Di Kota Tuak ini, sebutan lain untuk Kota Tuban, sindir cukup memasyarakat. Tak jarang seni tradisional itu ditampilkan, terutama di acara warga saat punya jahat pernikahan atau khitanan.
Sebagai seniman sindir, para sindir pun diidolakan. Mereka memiliki penggemar masing-masing. Namun, akhir-akhir ini keberadaan sindir tak semoncer dulu. Sindir saat ini hanya bisa eksis di wilayah pinggiran. Itu pun, di momen-momen tertentu, seperti sedekah bumi.
“Saat ini orang kalau punya hajat lebih suka nanggap dangdut koplo atau elekton daripada sindir,” kata Wantikahi, seorang sindir asal Desa Wolutengah, Kecamatan Kerek, Tuban.

Memang, kalangan muda Tuban, terutama yang di kota , saat ini tak banyak yang mengenal sindir. Mereka lebih mengenal penyanyi dangdut, meski berasal dari luar Tuban dan belum menasional.
Faktor lain penyebab terus menurunnya popularitas sindir adalah keberadaan sindir yang sering diidentikkan dengan wanita penggoda. Image negatif ini sering dijadikan alasan untuk mendeskreditkan para sindir, sehingga kian “dijauhi” penggemarnya.
“Alasan seperti itu saya kira tidak mengandung kebenaran. Kalau dibandingkan dengan goyangan penyanyi dangdut saat ini, para sindir sebenarnya tidak ada apa-apanya. Tapi nyatanya justru dangdut yang lebih populer,” tukas Wantikah..
Itulah  realitas yang harus dihadapi para sindir. Bahkan, diduga karena image negatif itu pula kebanyakan sindir gagal mempertahankan biduk rumah tangganya.
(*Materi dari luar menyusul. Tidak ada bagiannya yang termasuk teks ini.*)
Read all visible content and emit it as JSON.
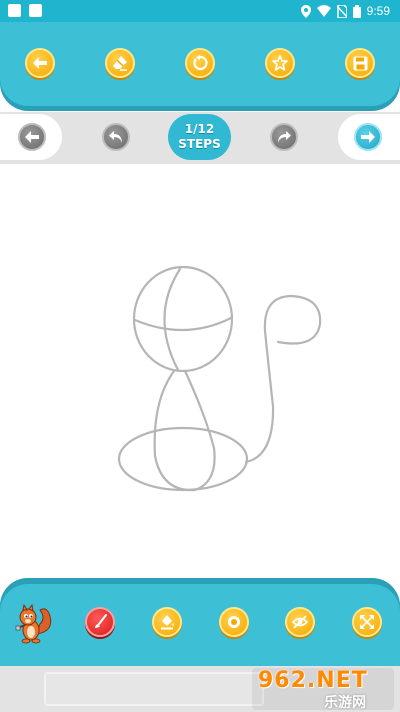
{
  "status_bar": {
    "time": "9:59",
    "icons": [
      "location-icon",
      "wifi-icon",
      "no-sim-icon",
      "battery-icon"
    ]
  },
  "top_toolbar": {
    "buttons": [
      "back-arrow-icon",
      "eraser-icon",
      "undo-icon",
      "star-icon",
      "save-icon"
    ]
  },
  "step_nav": {
    "step_count": "1/12",
    "steps_label": "STEPS",
    "buttons": [
      "prev-step-icon",
      "undo-stroke-icon",
      "redo-stroke-icon",
      "next-step-icon"
    ]
  },
  "bottom_toolbar": {
    "buttons": [
      "mascot-squirrel-icon",
      "brush-icon",
      "bucket-fill-icon",
      "stamp-icon",
      "hide-guide-icon",
      "fullscreen-icon"
    ]
  },
  "watermark": {
    "brand": "962.NET",
    "subtitle": "乐游网"
  },
  "colors": {
    "toolbar": "#3dbfd6",
    "status_bar": "#1fb5cf",
    "accent_yellow": "#f5a800",
    "accent_red": "#d81b1b",
    "step_badge": "#31b8d2",
    "sketch_line": "#b5b5b5"
  }
}
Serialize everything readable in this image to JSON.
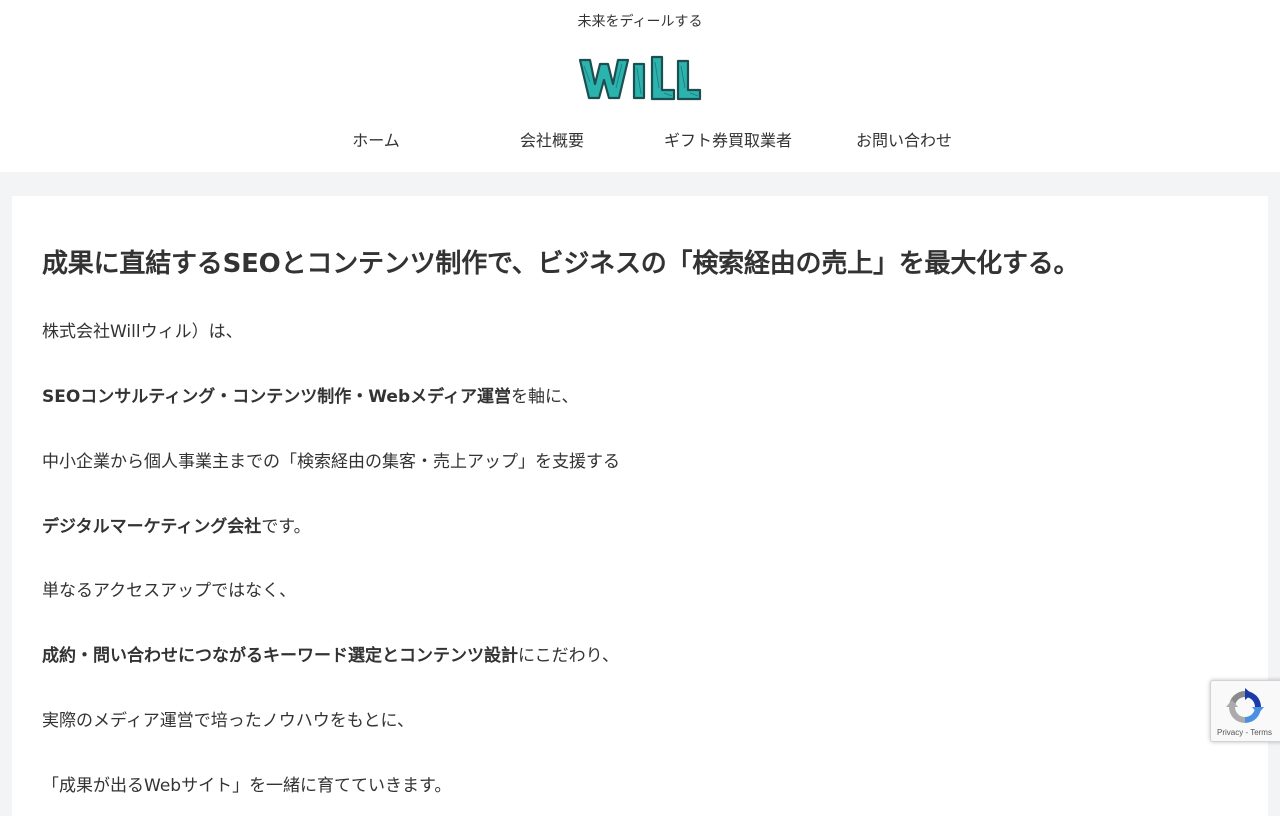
{
  "header": {
    "tagline": "未来をディールする",
    "logo_text": "WILL",
    "nav": [
      "ホーム",
      "会社概要",
      "ギフト券買取業者",
      "お問い合わせ"
    ]
  },
  "main": {
    "headline": "成果に直結するSEOとコンテンツ制作で、ビジネスの「検索経由の売上」を最大化する。",
    "paragraphs": [
      {
        "bold": "",
        "text": "株式会社Willウィル）は、"
      },
      {
        "bold": "SEOコンサルティング・コンテンツ制作・Webメディア運営",
        "text": "を軸に、"
      },
      {
        "bold": "",
        "text": "中小企業から個人事業主までの「検索経由の集客・売上アップ」を支援する"
      },
      {
        "bold": "デジタルマーケティング会社",
        "text": "です。"
      },
      {
        "bold": "",
        "text": "単なるアクセスアップではなく、"
      },
      {
        "bold": "成約・問い合わせにつながるキーワード選定とコンテンツ設計",
        "text": "にこだわり、"
      },
      {
        "bold": "",
        "text": "実際のメディア運営で培ったノウハウをもとに、"
      },
      {
        "bold": "",
        "text": "「成果が出るWebサイト」を一緒に育てていきます。"
      }
    ]
  },
  "recaptcha": {
    "terms": "Privacy - Terms"
  },
  "colors": {
    "logo_teal": "#2bb3ad",
    "logo_dark": "#1d4f52",
    "page_bg": "#f3f4f6"
  }
}
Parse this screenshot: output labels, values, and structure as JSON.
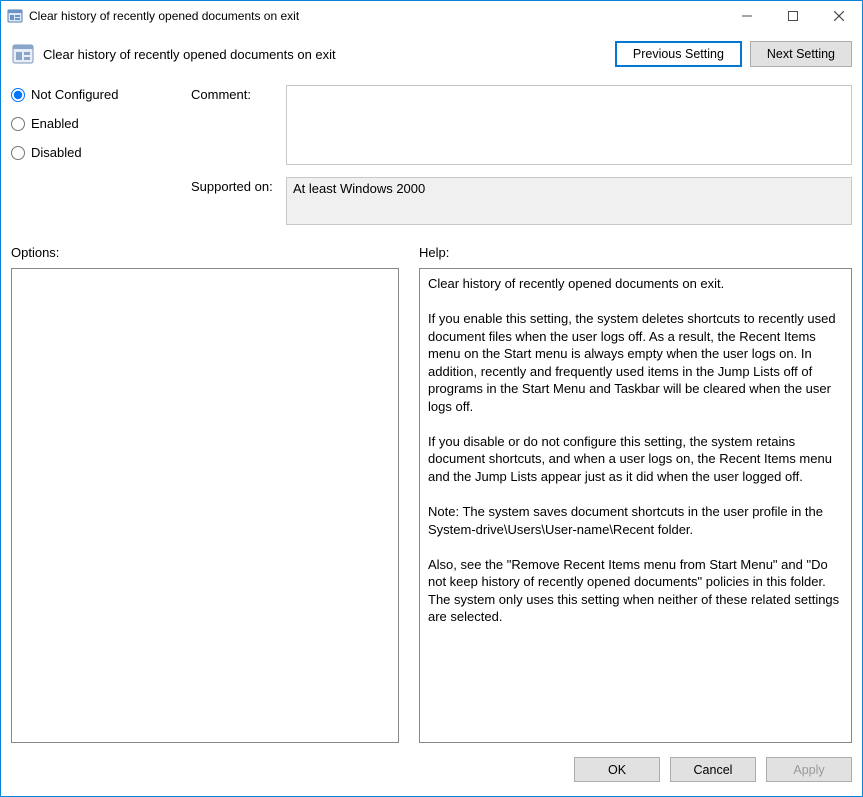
{
  "window": {
    "title": "Clear history of recently opened documents on exit"
  },
  "header": {
    "policy_title": "Clear history of recently opened documents on exit",
    "previous": "Previous Setting",
    "next": "Next Setting"
  },
  "state": {
    "options": {
      "not_configured": "Not Configured",
      "enabled": "Enabled",
      "disabled": "Disabled"
    },
    "selected": "not_configured"
  },
  "fields": {
    "comment_label": "Comment:",
    "comment_value": "",
    "supported_label": "Supported on:",
    "supported_value": "At least Windows 2000"
  },
  "panels": {
    "options_label": "Options:",
    "help_label": "Help:",
    "help_text": "Clear history of recently opened documents on exit.\n\nIf you enable this setting, the system deletes shortcuts to recently used document files when the user logs off. As a result, the Recent Items menu on the Start menu is always empty when the user logs on. In addition, recently and frequently used items in the Jump Lists off of programs in the Start Menu and Taskbar will be cleared when the user logs off.\n\nIf you disable or do not configure this setting, the system retains document shortcuts, and when a user logs on, the Recent Items menu and the Jump Lists appear just as it did when the user logged off.\n\nNote: The system saves document shortcuts in the user profile in the System-drive\\Users\\User-name\\Recent folder.\n\nAlso, see the \"Remove Recent Items menu from Start Menu\" and \"Do not keep history of recently opened documents\" policies in this folder. The system only uses this setting when neither of these related settings are selected."
  },
  "footer": {
    "ok": "OK",
    "cancel": "Cancel",
    "apply": "Apply"
  }
}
Menurut Yuni, sebagian besar sindir memulai karirnya di saat masih lajang.
Setelah menikah -saat sudah menjadi sindir, biasanya permasalahan keluarga muncul. Kebanyakan, permasalahan ini muncul karena sang suami kemudian tidak bisa menerima atau mengerti profesi isterinya sebagai sindir. Ujung-ujungnya, mereka ke Pengadilan Agama untuk memproses perceraian.
“Faktor penyebab perceraian tersebut tak lain rasa cemburu buta (suami) yang berlebihan,” ujar sindir yang masuk kategori termahal di Tuban ini. .
Karena kesan negatif itulah, sindir dan sindir kian tak dikenal. Buntutnya, sindir dan para pangrawit (penabuh gamelan) tak bisa lagi hanya menggantungkan hidup (pendapatan) dari kesenian itu.
Namun, bagi Yuni, sindir tetap dunianya. Karena itu, meski memahami bahwa hambatan yang dihadapi semakin berat, dia bertekad akan terus menekuni dunianya itu. Bahkan, dulu dia rela meninggalkan sekolah hanya sampai kelas dua SMA demi menekuni dunianya itu.
“Seni itu indah. Tak pantas dinodai dengan kepentingan pribadi atau golongan. Apalagi, hanya untuk kepentingan sesaat. Kalaupun ada noda, itu sepenuhnya karena faktor orang per orangnya, bukan pada seninya,” katanya.